If such practices continue to diffuse, particularly if turbocharged by social media, bots, sock puppets and other innovations, confidence in private corporations will plummet further and stakeholders would view large corporations and the capitalist system with even greater cynicism and distrust than they do now. At a time when many stakeholders look to corporations to discipline the excesses of the political system, arguably, no less than the sustainability of the post-war capitalist system is at stake.

The course pivots from discussions of geopolitical risks in countries like China and Russia to environmental, social and governance issues. How do businesses, and students planning their career paths, integrate such complex topics?

While the breadth of topics may seem large, I see a close connection and coherence in that the course studies the drivers of business success and failure that lie outside the traditional models of finance, marketing or strategy.

The course focuses on non-market forces including the quest for political power in corrupt institutional environments (including not only Russia, China, Thailand, the Republic of Georgia and Indonesia but also the corruption of the US campaign finance system). It similarly analyzes growing stakeholder interest in climate risk, human rights—including racial justice, LGBTQ rights and indigenous rights—and other ESG factors which can mobilize consumers, activists and, ultimately, government policy.

The tools to integrate such complex topics are common and boil down to understanding the stakeholder landscape, including the preferences of key stakeholders and their power as well as the relationships between them, and linking this stakeholder landscape to the profit and loss statement by understanding how stakeholders can probabilistically impact revenues and costs over time. The second half of the course focuses on how, once you identify the set of stakeholders and issues where you need to alter current strategy to achieve higher revenues or lower costs, you can build trust with stakeholders, communicate effectively with them and achieve an organizational mindset that supports such efforts by all employees. These same tools apply whether you are dealing with political or regulatory officials in Georgian electricity distribution or activists seeking to alter your strategy to better address climate risk.
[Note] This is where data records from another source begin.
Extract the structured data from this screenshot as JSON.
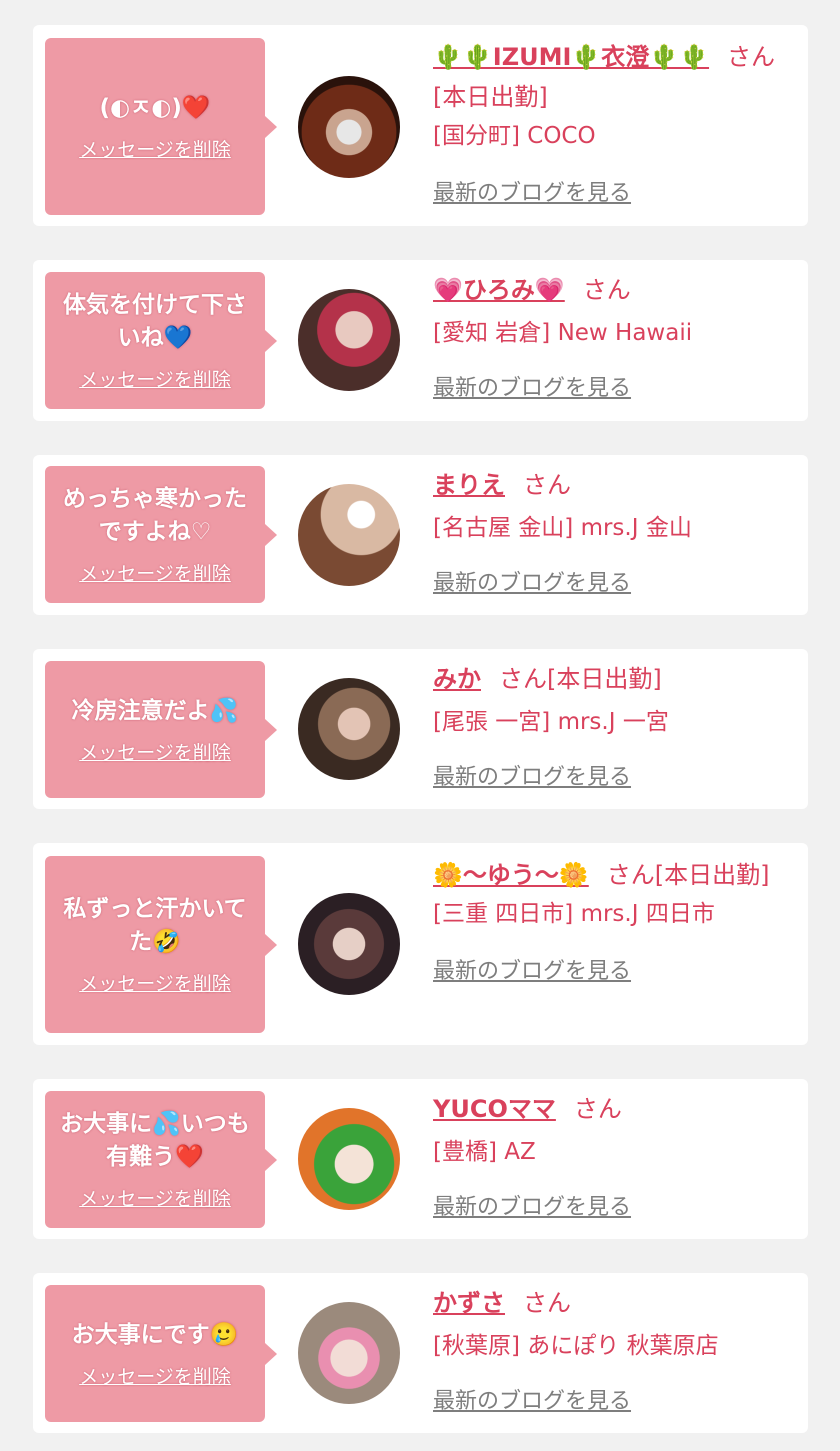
{
  "messages": [
    {
      "message": "(◐ㅈ◐)❤️",
      "delete_label": "メッセージを削除",
      "name": "🌵🌵IZUMI🌵衣澄🌵🌵",
      "suffix": "さん[本日出勤]",
      "shop": "[国分町] COCO",
      "blog_label": "最新のブログを見る"
    },
    {
      "message": "体気を付けて下さいね💙",
      "delete_label": "メッセージを削除",
      "name": "💗ひろみ💗",
      "suffix": "さん",
      "shop": "[愛知 岩倉] New Hawaii",
      "blog_label": "最新のブログを見る"
    },
    {
      "message": "めっちゃ寒かったですよね♡",
      "delete_label": "メッセージを削除",
      "name": "まりえ",
      "suffix": "さん",
      "shop": "[名古屋 金山] mrs.J 金山",
      "blog_label": "最新のブログを見る"
    },
    {
      "message": "冷房注意だよ💦",
      "delete_label": "メッセージを削除",
      "name": "みか",
      "suffix": "さん[本日出勤]",
      "shop": "[尾張 一宮] mrs.J 一宮",
      "blog_label": "最新のブログを見る"
    },
    {
      "message": "私ずっと汗かいてた🤣",
      "delete_label": "メッセージを削除",
      "name": "🌼〜ゆう〜🌼",
      "suffix": "さん[本日出勤]",
      "shop": "[三重 四日市] mrs.J 四日市",
      "blog_label": "最新のブログを見る"
    },
    {
      "message": "お大事に💦いつも有難う❤️",
      "delete_label": "メッセージを削除",
      "name": "YUCOママ",
      "suffix": "さん",
      "shop": "[豊橋] AZ",
      "blog_label": "最新のブログを見る"
    },
    {
      "message": "お大事にです🥲",
      "delete_label": "メッセージを削除",
      "name": "かずさ",
      "suffix": "さん",
      "shop": "[秋葉原] あにぽり 秋葉原店",
      "blog_label": "最新のブログを見る"
    }
  ]
}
As alumni from your course go into leadership positions across industries and sectors, what is the one lesson that you hope will stick with them throughout their careers?
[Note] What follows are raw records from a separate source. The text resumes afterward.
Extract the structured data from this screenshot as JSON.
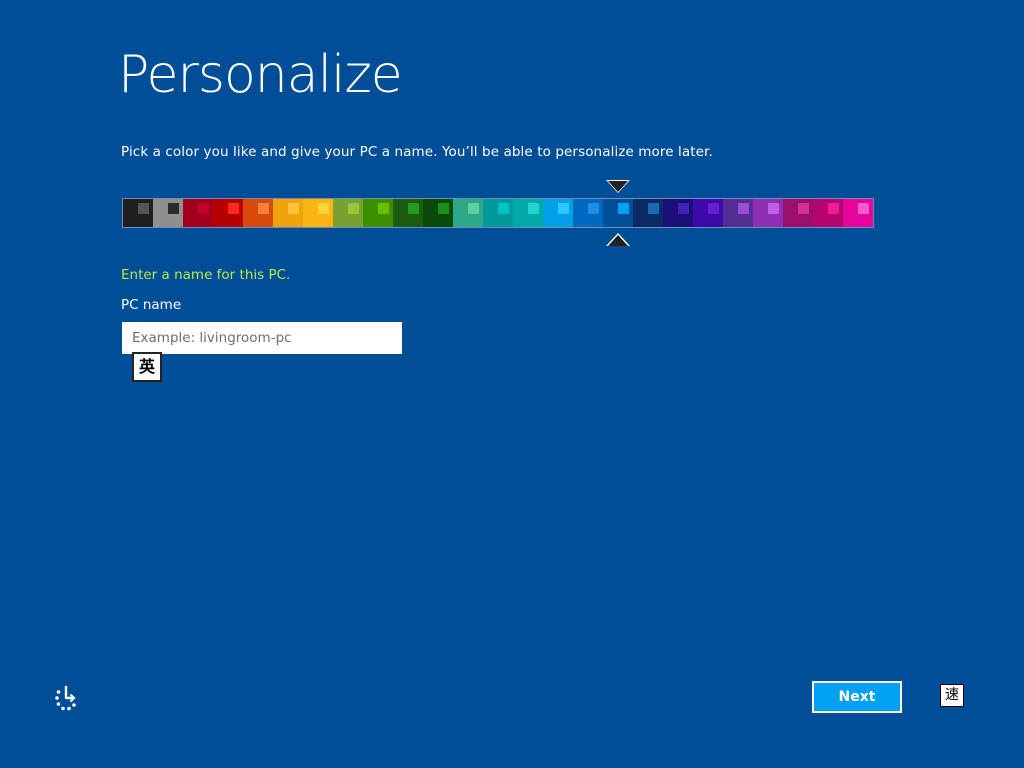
{
  "header": {
    "title": "Personalize",
    "instruction": "Pick a color you like and give your PC a name. You’ll be able to personalize more later."
  },
  "color_palette": {
    "selected_index": 16,
    "swatches": [
      {
        "bg": "#1f1f1f",
        "accent": "#555555"
      },
      {
        "bg": "#8f8f8f",
        "accent": "#2a2a2a"
      },
      {
        "bg": "#a3001e",
        "accent": "#c4002e"
      },
      {
        "bg": "#b80000",
        "accent": "#ff2a1a"
      },
      {
        "bg": "#d84a0c",
        "accent": "#f58035"
      },
      {
        "bg": "#f0a30a",
        "accent": "#ffc23a"
      },
      {
        "bg": "#fab513",
        "accent": "#ffd43a"
      },
      {
        "bg": "#78a22f",
        "accent": "#9ec23a"
      },
      {
        "bg": "#3e8f00",
        "accent": "#6bbf00"
      },
      {
        "bg": "#1c5c12",
        "accent": "#1f9c1f"
      },
      {
        "bg": "#0a4a0a",
        "accent": "#1b8f1b"
      },
      {
        "bg": "#2ea88a",
        "accent": "#5ed19d"
      },
      {
        "bg": "#009a9a",
        "accent": "#00c3c3"
      },
      {
        "bg": "#00a8a8",
        "accent": "#1cd5d5"
      },
      {
        "bg": "#00a0e8",
        "accent": "#2ec7ff"
      },
      {
        "bg": "#0067c1",
        "accent": "#1a8fe8"
      },
      {
        "bg": "#004e98",
        "accent": "#00a1f1"
      },
      {
        "bg": "#0a2b63",
        "accent": "#1a68b8"
      },
      {
        "bg": "#1a0f78",
        "accent": "#4222b5"
      },
      {
        "bg": "#3a0aab",
        "accent": "#6a1cd5"
      },
      {
        "bg": "#552b96",
        "accent": "#9b4cd6"
      },
      {
        "bg": "#8c2fb0",
        "accent": "#c45ae8"
      },
      {
        "bg": "#9b0e6a",
        "accent": "#d42f98"
      },
      {
        "bg": "#b5046d",
        "accent": "#f01a9b"
      },
      {
        "bg": "#e6059a",
        "accent": "#ff5ac8"
      }
    ]
  },
  "pc_name": {
    "prompt": "Enter a name for this PC.",
    "label": "PC name",
    "placeholder": "Example: livingroom-pc",
    "value": ""
  },
  "ime": {
    "input_mode_glyph": "英",
    "tray_glyph": "速"
  },
  "footer": {
    "next_label": "Next",
    "ease_of_access_icon": "ease-of-access-icon"
  }
}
Corporate Diplomats (i.e., the alumni from my course) recognize the interdependence of an organization and its ability to achieve its mission and the stakeholder landscape in which it operates. They aim to achieve harmony among a wide variety of stakeholders including shareholders and creditors but also employees, suppliers, community-members, regulators, legislators, opposition politicians and activists. They understand that any financial, strategic or marketing plan is contingent upon stakeholder support. They have undertaken the analysis and have already or are ready to adapt their plans to achieve and maintain such support over time. That is not to say that all stakeholders necessarily approve but that an analysis has been done to ensure that the strategy to be implemented will maximize profits considering its stakeholder support and opposition over the long-term. In undertaking this analysis and implementing this strategy, they have the confidence to effectively question plans and strategies that lack this analysis.

As is the case with public diplomacy, negotiating and understanding your peers in the stakeholder environment is only half the challenge. Convincing the CEO, the CFO, the COO and the analysts is as or more important. Corporate Diplomats have mastered the science and the art of both sides (i.e., external and internal) of the diplomatic effort.
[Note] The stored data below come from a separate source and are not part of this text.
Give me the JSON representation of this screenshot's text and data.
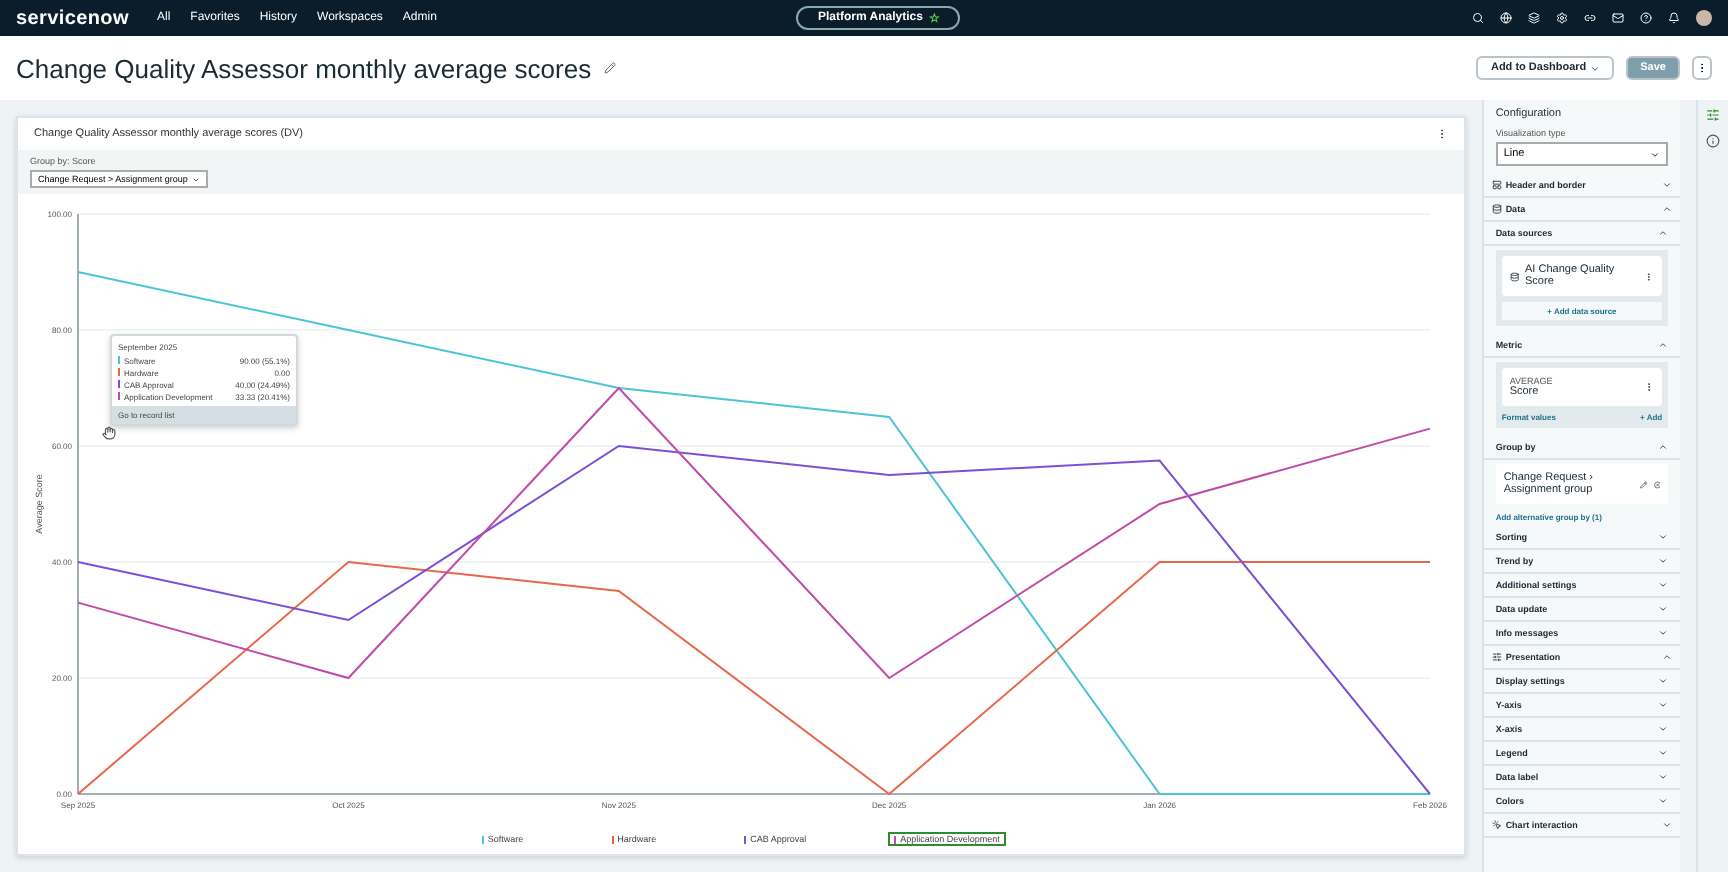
{
  "nav": {
    "logo": "servicenow",
    "links": [
      "All",
      "Favorites",
      "History",
      "Workspaces",
      "Admin"
    ],
    "center_pill": "Platform Analytics",
    "center_star": "☆"
  },
  "header": {
    "title": "Change Quality Assessor monthly average scores",
    "add_button": "Add to Dashboard",
    "save_button": "Save",
    "save_disabled": true
  },
  "card": {
    "title": "Change Quality Assessor monthly average scores (DV)",
    "group_by_label": "Group by: Score",
    "group_by_value": "Change Request > Assignment group",
    "tooltip": {
      "title": "September 2025",
      "rows": [
        {
          "name": "Software",
          "value": "90.00 (55.1%)",
          "color": "#4ec3d8"
        },
        {
          "name": "Hardware",
          "value": "0.00",
          "color": "#e8674a"
        },
        {
          "name": "CAB Approval",
          "value": "40.00 (24.49%)",
          "color": "#7b4fd6"
        },
        {
          "name": "Application Development",
          "value": "33.33 (20.41%)",
          "color": "#c04aa8"
        }
      ],
      "link": "Go to record list"
    },
    "chart_data": {
      "type": "line",
      "grid": true,
      "ylabel": "Average Score",
      "categories": [
        "Sep 2025",
        "Oct 2025",
        "Nov 2025",
        "Dec 2025",
        "Jan 2026",
        "Feb 2026"
      ],
      "ylim": [
        0,
        100
      ],
      "yticks": [
        {
          "value": 0,
          "label": "0.00"
        },
        {
          "value": 20,
          "label": "20.00"
        },
        {
          "value": 40,
          "label": "40.00"
        },
        {
          "value": 60,
          "label": "60.00"
        },
        {
          "value": 80,
          "label": "80.00"
        },
        {
          "value": 100,
          "label": "100.00"
        }
      ],
      "series": [
        {
          "name": "Software",
          "color": "#4ec3d8",
          "values": [
            90,
            80,
            70,
            65,
            0,
            0
          ]
        },
        {
          "name": "Hardware",
          "color": "#e8674a",
          "values": [
            0,
            40,
            35,
            0,
            40,
            40
          ]
        },
        {
          "name": "CAB Approval",
          "color": "#7b4fd6",
          "values": [
            40,
            30,
            60,
            55,
            57.5,
            0
          ]
        },
        {
          "name": "Application Development",
          "color": "#c04aa8",
          "values": [
            33,
            20,
            70,
            20,
            50,
            63
          ]
        }
      ]
    },
    "legend_selected": [
      false,
      false,
      false,
      true
    ]
  },
  "config": {
    "title": "Configuration",
    "viz_label": "Visualization type",
    "viz_value": "Line",
    "groups_top": [
      {
        "label": "Header and border",
        "expanded": false
      },
      {
        "label": "Data",
        "expanded": true
      }
    ],
    "data_sources": {
      "label": "Data sources",
      "expanded": true,
      "item": "AI Change Quality Score",
      "add": "+ Add data source"
    },
    "metric": {
      "label": "Metric",
      "expanded": true,
      "aggregate": "AVERAGE",
      "field": "Score",
      "format": "Format values",
      "add": "+ Add"
    },
    "group_by": {
      "label": "Group by",
      "expanded": true,
      "value": "Change Request › Assignment group",
      "alt": "Add alternative group by (1)"
    },
    "data_items": [
      {
        "label": "Sorting",
        "expanded": false
      },
      {
        "label": "Trend by",
        "expanded": false
      },
      {
        "label": "Additional settings",
        "expanded": false
      },
      {
        "label": "Data update",
        "expanded": false
      },
      {
        "label": "Info messages",
        "expanded": false
      }
    ],
    "presentation": {
      "label": "Presentation",
      "expanded": true
    },
    "presentation_items": [
      {
        "label": "Display settings",
        "expanded": false
      },
      {
        "label": "Y-axis",
        "expanded": false
      },
      {
        "label": "X-axis",
        "expanded": false
      },
      {
        "label": "Legend",
        "expanded": false
      },
      {
        "label": "Data label",
        "expanded": false
      },
      {
        "label": "Colors",
        "expanded": false
      }
    ],
    "interaction": {
      "label": "Chart interaction",
      "expanded": false
    }
  }
}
Perhaps most importantly, my students understand that, as individuals and collectively, they are potential change agents. Their actions have the potential to renew, reshape, or increase the accountability of capitalism at a transaction, corporate, industry, national and global level.

I close the class with the words of Mary Parker Follett, who wrote:

“The world will be regenerated by the people who rise above these passive ways and heroically seek, by whatever hardship, by whatever toil, the methods by which people can agree.”